Francis Foster spent three days in intensive care before being transferred to a regular ward.

When he woke up and saw me standing by his bedside, those eyes that were always as deep as the sea no longer held their usual sharpness and obsessiveness, but only a vulnerability that comes from surviving a catastrophe, and a careful, fearful panic that I might disappear the next moment.

He didn't mention "I love you" again, nor did he ask "will you come back?"

He just looked at me and said hoarsely: "I'm glad you're okay."

During his hospitalization, I silently stayed to take care of him.
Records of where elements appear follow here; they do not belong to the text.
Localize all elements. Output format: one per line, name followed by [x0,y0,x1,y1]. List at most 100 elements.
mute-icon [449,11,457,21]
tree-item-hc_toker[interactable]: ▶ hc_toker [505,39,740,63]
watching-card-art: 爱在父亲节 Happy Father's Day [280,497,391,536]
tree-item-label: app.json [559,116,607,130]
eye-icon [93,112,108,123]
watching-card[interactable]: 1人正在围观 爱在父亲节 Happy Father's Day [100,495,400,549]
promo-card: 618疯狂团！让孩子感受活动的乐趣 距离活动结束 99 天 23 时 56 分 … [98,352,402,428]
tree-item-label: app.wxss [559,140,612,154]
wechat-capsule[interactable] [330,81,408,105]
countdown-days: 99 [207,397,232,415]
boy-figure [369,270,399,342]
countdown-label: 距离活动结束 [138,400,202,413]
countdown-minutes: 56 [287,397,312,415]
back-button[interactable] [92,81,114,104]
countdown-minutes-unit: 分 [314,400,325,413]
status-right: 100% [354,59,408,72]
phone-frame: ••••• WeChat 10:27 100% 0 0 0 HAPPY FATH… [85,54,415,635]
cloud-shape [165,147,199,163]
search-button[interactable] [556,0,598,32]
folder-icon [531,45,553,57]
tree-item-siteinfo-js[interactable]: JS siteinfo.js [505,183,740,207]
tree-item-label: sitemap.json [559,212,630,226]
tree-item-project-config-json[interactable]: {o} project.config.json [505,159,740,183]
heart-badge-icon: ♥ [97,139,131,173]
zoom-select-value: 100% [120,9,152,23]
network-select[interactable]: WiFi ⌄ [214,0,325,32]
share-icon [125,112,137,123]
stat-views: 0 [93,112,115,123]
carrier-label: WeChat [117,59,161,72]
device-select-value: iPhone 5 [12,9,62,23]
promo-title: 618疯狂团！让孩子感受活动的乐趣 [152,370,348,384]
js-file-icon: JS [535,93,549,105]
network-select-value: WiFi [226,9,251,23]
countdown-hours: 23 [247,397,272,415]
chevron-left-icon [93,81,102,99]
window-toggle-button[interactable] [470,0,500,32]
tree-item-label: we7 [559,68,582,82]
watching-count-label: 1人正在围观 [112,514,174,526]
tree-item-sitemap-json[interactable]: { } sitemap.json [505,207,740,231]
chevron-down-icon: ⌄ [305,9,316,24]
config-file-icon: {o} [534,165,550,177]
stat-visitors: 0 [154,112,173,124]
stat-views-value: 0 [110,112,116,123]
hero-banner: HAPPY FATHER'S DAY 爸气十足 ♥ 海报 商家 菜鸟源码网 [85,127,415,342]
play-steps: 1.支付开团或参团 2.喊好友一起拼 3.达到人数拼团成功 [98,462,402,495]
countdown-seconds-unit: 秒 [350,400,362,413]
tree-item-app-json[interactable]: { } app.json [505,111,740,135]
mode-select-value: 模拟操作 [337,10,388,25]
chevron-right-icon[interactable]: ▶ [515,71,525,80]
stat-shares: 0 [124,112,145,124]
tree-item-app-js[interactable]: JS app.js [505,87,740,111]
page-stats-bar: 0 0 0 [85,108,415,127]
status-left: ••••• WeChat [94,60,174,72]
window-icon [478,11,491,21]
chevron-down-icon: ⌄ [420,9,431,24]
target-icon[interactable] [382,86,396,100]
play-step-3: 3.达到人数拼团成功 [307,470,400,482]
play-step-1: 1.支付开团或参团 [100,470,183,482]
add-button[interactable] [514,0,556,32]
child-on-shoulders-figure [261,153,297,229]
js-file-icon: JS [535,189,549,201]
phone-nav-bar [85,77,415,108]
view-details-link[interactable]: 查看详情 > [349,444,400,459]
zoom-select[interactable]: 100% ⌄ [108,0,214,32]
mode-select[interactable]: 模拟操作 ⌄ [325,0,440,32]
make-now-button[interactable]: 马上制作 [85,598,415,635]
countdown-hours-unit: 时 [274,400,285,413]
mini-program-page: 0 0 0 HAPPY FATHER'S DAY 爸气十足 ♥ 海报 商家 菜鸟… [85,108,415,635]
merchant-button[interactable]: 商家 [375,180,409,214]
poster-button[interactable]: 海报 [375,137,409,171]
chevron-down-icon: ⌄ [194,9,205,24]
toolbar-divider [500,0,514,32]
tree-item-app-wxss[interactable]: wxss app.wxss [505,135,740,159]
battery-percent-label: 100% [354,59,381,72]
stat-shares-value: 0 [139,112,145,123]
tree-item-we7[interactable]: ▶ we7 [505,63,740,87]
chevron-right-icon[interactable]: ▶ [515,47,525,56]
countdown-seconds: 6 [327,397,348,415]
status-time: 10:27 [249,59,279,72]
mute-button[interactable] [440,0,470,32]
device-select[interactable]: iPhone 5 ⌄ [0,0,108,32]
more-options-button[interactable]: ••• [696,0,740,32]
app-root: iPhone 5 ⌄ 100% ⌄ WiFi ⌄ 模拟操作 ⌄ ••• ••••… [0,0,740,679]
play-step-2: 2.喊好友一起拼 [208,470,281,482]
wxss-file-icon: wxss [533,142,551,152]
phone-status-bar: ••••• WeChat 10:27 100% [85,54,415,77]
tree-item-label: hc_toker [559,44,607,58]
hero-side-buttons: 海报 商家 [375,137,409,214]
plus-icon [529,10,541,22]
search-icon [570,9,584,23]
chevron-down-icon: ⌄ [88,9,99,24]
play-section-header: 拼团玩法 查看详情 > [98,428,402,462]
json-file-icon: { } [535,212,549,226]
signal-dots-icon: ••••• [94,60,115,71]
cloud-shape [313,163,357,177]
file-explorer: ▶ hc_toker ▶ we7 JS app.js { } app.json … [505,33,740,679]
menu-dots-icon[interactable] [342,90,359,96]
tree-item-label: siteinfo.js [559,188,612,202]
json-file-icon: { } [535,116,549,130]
We spoke little, but a new, calm atmosphere began to develop quietly between us.

I wiped his body, fed him mouthful by mouthful, and massaged him to prevent muscle atrophy.

He was no longer that high and mighty controller, and I was no longer that dependent dodder who had to look up to him.

Between us, it was as if our positions had been switched, yet in a strange balance, we achieved an unprecedented equality.

Vincent Wells came to visit him once. There was no tension between the two men, just a calm conversation.

Before leaving, Vincent smiled at me and said he had accepted the company's expatriate arrangement in Singapore and would be leaving next week.

He gave his blessing to me, and to him as well.

On the day Francis Foster was discharged from the hospital, Shanghai's weather was exceptionally nice.

His leg, having been crushed by a beam, left him with sequelae, requiring him to use a cane and undergo lengthy rehabilitation.

The once vigorous king of the business world now needed external support just to walk.

But his eyes were calmer and gentler than they had ever been before.

He no longer forced his way into my life. Every day, when I got off work, he would quietly park his black Bentley across the street from the company.

He didn't disturb, didn't come close, just silently waited, watching me walk out of the company building, watching me safely get into a taxi, and only then would he start his car and quietly leave.

Today, the company's new intern girl finally couldn't contain her curiosity and sidled up to me to gossip.

"Jessica, Jessica, who exactly is that super handsome guy who drives a Bentley and waits for you downstairs every day? Is he your boyfriend?"

I looked up and gazed downstairs through the office's huge floor-to-ceiling windows.

I could clearly see Francis Foster leaning quietly against his car, supporting himself with a cane.

The glow of the sunset stretched his shadow long, edging it with a warm golden rim. He seemed to sense my gaze, lifting his head to look in my direction, his eyes carrying a subtle, nervous anticipation.

I withdrew my gaze and turned to the little girl, displaying the most relaxed and relieved smile I had shown in two years.

I said softly: "Not a boyfriend."

"He's a... old friend who is trying hard to learn how to love."